China Business Leaders Visit Naval War College Through Academic Partnership
Lt. Kris Garland, U.S. Naval War College Public Affairs.
Newport, R.I. — Forty Chinese business leaders enrolled in Babson College’s Executive Education (China) Program visited the U.S. Naval War College (NWC) on July 26, to learn about military perspectives of leadership and innovation and discuss how to apply that knowledge to their own businesses.
NWC’s academic relationship with the nearby Massachusetts’ business school made the international outreach opportunity possible. The students toured the campus and listened intently to NWC faculty presentations in leadership and innovation, warfare analysis and research, operational and strategic leadership, national security affairs, and strategy and policy.
“The Naval War College demonstrates how the military develops through transformation, innovation and leadership in times of uncertainty. There are a lot of skills that national security professionals and business professionals have in common in rapidly evolving environments,” explained professor Peter Dutton, NWC’s director, China Maritime Studies Institute.
According to John Chen, Babson College’s vice president, Asia Pacific Babson Global, these students will one day transition to higher executive levels in their respective industries.
“The Babson Executive Education Program helps to train professionals in entrepreneurial education and helps people transition from functional managers to general managers,” said Chen. “For these students who are transforming in their careers to executive positions within their companies, coming to the Naval War College allows them to observe leadership lessons from the military, which trains officers to manage people as they manage the unpredictable.”
Elaine Eisenman, Dean of Babson College’s Executive Education, said the NWC visit provides students a unique perspective as military leaders often times make tough decisions that also occur in the business world.
“These executives will make decisions when they have limited knowledge to forecast what would occur,” said Eisenman. “Coming here to NWC, to discuss making such forecasts from the military perspective, was a logical place. There are common characteristics shared by military officers and entrepreneurs, including the concepts of making decisions by taking risk and having a common strategy in execution.”

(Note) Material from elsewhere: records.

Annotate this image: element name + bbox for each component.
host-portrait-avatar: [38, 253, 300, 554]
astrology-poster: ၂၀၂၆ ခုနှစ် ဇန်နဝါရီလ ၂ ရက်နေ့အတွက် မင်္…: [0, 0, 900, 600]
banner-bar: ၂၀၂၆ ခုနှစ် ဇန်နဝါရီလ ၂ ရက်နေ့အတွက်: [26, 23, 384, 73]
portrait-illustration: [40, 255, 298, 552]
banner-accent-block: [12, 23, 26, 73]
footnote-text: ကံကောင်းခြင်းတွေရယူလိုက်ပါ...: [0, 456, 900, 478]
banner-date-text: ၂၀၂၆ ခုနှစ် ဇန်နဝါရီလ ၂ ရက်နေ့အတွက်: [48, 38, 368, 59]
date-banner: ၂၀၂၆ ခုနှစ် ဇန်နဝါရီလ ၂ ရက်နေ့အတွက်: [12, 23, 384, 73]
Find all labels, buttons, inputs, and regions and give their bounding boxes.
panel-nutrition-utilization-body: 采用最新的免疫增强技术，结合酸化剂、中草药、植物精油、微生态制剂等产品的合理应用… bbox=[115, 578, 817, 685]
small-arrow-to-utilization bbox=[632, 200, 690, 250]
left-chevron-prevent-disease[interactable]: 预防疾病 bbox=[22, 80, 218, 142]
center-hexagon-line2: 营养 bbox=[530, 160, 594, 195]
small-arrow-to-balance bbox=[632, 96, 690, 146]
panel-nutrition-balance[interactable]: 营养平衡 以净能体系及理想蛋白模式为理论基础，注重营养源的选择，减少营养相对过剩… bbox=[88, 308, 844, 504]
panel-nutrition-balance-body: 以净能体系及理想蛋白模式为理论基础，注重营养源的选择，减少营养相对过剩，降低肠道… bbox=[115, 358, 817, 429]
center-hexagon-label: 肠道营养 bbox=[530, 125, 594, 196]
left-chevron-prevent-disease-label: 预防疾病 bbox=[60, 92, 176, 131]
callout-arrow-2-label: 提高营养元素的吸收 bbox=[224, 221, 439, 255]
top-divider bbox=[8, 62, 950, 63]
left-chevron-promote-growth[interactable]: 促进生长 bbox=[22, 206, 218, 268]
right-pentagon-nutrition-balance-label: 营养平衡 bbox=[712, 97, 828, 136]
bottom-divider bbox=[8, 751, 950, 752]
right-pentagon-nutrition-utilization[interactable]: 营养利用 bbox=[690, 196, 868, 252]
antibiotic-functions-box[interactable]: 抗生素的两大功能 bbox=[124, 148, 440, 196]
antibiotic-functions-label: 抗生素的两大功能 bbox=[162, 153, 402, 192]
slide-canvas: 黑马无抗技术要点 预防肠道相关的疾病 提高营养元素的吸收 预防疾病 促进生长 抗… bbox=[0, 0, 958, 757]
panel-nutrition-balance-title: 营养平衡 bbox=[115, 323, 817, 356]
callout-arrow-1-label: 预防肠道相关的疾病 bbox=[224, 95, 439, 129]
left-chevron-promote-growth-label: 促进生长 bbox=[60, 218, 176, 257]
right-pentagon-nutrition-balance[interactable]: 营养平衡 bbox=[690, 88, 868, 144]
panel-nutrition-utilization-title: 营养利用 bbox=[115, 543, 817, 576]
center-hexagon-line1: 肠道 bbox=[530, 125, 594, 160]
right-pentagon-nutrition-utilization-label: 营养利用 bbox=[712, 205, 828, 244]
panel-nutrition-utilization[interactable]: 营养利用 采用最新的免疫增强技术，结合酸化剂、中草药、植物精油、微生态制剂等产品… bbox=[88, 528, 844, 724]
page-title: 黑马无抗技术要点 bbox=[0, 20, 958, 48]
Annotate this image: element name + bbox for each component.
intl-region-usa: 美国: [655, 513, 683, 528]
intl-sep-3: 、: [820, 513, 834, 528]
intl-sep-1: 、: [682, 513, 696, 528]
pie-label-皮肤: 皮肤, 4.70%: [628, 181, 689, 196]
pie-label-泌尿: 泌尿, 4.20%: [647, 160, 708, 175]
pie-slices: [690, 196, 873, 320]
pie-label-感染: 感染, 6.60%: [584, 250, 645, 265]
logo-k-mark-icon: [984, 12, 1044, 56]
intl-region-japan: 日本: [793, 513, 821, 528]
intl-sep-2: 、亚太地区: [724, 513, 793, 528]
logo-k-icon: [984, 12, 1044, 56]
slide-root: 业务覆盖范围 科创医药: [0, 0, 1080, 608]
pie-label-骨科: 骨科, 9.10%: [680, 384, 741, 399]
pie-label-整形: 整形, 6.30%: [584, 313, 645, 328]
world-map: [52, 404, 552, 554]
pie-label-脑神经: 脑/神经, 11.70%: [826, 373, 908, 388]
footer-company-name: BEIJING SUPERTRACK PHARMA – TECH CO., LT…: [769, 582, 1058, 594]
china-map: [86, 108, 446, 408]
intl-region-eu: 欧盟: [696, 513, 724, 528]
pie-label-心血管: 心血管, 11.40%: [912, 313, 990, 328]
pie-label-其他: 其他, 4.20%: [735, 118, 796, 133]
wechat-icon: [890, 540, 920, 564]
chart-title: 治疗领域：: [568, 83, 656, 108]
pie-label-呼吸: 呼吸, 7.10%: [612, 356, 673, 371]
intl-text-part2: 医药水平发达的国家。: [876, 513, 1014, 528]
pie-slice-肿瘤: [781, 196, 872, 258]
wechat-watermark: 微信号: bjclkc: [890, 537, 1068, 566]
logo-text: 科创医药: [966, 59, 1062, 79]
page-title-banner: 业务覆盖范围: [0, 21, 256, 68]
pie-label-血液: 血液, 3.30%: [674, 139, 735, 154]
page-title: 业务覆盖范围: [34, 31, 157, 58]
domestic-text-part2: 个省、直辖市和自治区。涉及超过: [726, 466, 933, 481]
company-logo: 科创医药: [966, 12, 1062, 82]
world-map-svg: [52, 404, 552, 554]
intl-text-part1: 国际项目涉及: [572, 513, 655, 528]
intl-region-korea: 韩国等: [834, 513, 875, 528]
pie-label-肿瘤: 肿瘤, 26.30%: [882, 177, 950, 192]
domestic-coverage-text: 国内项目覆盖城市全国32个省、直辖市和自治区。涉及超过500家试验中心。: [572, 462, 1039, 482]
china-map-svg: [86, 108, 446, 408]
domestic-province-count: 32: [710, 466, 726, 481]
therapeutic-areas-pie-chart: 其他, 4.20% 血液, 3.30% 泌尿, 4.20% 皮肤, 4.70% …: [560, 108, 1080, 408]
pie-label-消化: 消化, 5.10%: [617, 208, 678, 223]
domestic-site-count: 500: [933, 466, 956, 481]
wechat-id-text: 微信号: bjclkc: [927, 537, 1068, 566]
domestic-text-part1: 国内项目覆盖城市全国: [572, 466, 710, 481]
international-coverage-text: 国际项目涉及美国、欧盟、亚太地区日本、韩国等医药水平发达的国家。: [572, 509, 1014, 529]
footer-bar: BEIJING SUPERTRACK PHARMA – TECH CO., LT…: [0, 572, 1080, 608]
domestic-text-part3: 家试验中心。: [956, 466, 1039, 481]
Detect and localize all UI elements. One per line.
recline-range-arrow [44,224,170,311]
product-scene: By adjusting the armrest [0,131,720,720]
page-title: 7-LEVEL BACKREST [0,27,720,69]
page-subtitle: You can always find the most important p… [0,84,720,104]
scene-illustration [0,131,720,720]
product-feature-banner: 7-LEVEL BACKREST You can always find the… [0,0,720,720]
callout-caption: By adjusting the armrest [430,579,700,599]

Students found the NWC visit extremely valuable to their view of international business, especially since the majority of Chinese produced goods travel overseas on ships to America.
“In the future, uncertainty in business will increase. One may not know the advantages or disadvantages or even the languages spoken of the competing business,” said Xuchang Guo, chairman of a mining company. “Like the military, entrepreneurs are making decisions in uncertain environments, and I was interested to see how military leaders make the correct decisions when faced with these challenges.”
Jingsong (Jason) Chen, founder and chief executive officer, World Union Properties, saw similarities between business and the military.
“Commerce and business are like war,” said Chen. “I can easily see the connection between business and the military especially with regard to honor and teamwork. I work in a real estate company and we are human resource-based and learning how to establish the efficiency of teamwork. Honor for the team is critical.”
With two NWC missions being education and development of leaders and strengthening global maritime partnerships, academic support with other colleges like nearby Babson College is valuable.
“International friendship and cooperation have long been critical components to successfully meeting the charge,” said Dutton.